La sagesse, maintenant, est de retirer cette loi conçue dans la tromperie,
improvisée sans réflexion, votée à la sauvette et passée en force. Et
d’entamer aussitôt après des négociations pour commencer à construire un
projet de société. Nous avons deux générations de retard et nous en sommes
depuis vingt-cinq ans au degré zéro de la réflexion. Nous pouvons
commencer demain... après le retrait de ce CPE.

Il est nécessaire de réfléchir avant de légiférer, et inutile de légiférer
par la ruse et dans la précipitation. Vous nous faites vivre le monde à
l’envers : ce sont les étudiants et les lycéens qui depuis quelques
semaines sont contraints d’expliquer les choses les plus élémentaires,
inlassablement, avec une patience au long cours, à un « législateur » qui
s’obstine à ne pas comprendre.

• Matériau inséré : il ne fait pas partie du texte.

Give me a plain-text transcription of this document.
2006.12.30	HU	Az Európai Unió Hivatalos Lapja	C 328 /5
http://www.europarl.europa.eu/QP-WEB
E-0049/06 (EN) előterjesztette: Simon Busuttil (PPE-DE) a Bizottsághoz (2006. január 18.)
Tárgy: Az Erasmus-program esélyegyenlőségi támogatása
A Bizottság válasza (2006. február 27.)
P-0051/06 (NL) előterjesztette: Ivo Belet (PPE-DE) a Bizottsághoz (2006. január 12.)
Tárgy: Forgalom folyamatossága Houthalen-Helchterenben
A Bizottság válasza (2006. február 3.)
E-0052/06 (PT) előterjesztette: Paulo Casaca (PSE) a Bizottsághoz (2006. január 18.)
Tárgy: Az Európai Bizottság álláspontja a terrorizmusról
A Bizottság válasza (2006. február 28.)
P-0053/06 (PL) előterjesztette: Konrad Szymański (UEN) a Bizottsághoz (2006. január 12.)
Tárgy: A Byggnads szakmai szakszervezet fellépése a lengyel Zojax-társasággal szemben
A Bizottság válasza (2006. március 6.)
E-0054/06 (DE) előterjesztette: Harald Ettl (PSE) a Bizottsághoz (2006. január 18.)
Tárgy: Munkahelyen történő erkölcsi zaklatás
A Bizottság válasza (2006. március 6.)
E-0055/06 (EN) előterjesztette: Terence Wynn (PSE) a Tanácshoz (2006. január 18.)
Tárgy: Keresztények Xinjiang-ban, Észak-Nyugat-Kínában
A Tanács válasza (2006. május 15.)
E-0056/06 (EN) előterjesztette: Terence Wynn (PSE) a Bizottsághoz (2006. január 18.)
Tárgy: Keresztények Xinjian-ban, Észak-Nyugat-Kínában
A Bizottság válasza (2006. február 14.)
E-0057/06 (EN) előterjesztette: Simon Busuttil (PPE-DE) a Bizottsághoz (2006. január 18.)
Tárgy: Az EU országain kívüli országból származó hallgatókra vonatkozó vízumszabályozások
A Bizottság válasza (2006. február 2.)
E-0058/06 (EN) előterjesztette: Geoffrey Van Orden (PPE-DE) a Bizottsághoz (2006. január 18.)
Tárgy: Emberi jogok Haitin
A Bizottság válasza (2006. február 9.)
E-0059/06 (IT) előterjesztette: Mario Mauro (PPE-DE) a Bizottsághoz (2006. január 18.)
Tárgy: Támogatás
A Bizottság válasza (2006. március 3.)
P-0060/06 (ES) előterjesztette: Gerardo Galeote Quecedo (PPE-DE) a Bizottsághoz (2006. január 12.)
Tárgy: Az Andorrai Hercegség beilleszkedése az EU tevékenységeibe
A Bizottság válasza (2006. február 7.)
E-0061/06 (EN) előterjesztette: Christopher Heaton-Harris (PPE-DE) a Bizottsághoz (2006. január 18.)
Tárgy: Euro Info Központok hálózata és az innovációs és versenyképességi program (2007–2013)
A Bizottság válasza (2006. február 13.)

Certains se sont laissés imprégner par la
propagande de l’utopie libérale ; mais la majorité des Français rejette
cette idéologie et aspire au contraire à un destin compris et maîtrisé.

Il est pitoyable - mais symptomatique - d’entendre de « jeunes » chefs
d’entreprise parler comme des vieillards pour évoquer leurs « blocages
psychologiques » devant l’idée de recruter. On veut embaucher du fusible,
du flexible, du kleenex®. Nos « jeunes » dirigeants oublient facilement
qu’ils appartiennent à une société ; qu’une société demande un minimum de
réflexion, de cohérence, de cohésion, de solidarité ; qu’il s’agit d’un
grand tout à construire et non à dépecer ; que les grandes pentes de
l’économie sont glissantes et demandent sans cesse des correctifs à
l’échelle mondiale. Vous aurez beau leur accorder davantage de flexibilité
et instaurer davantage de précarité, vous ne pourrez satisfaire leur
appétit tant que la réflexion n’aura pas commencé son travail.

M. le Premier ministre, il est grand temps de nous donner l’exemple, et de
vous montrer flexible ; d’admettre ce que vous dit le peuple et que votre
entourage n’a pas su vous traduire ; de retirer ce CPE et de vous mettre à
l’écoute de vos concitoyens. Alors, pour reprendre la fine formule de
votre porte-parole, nous en aurons « pour nos impôts ».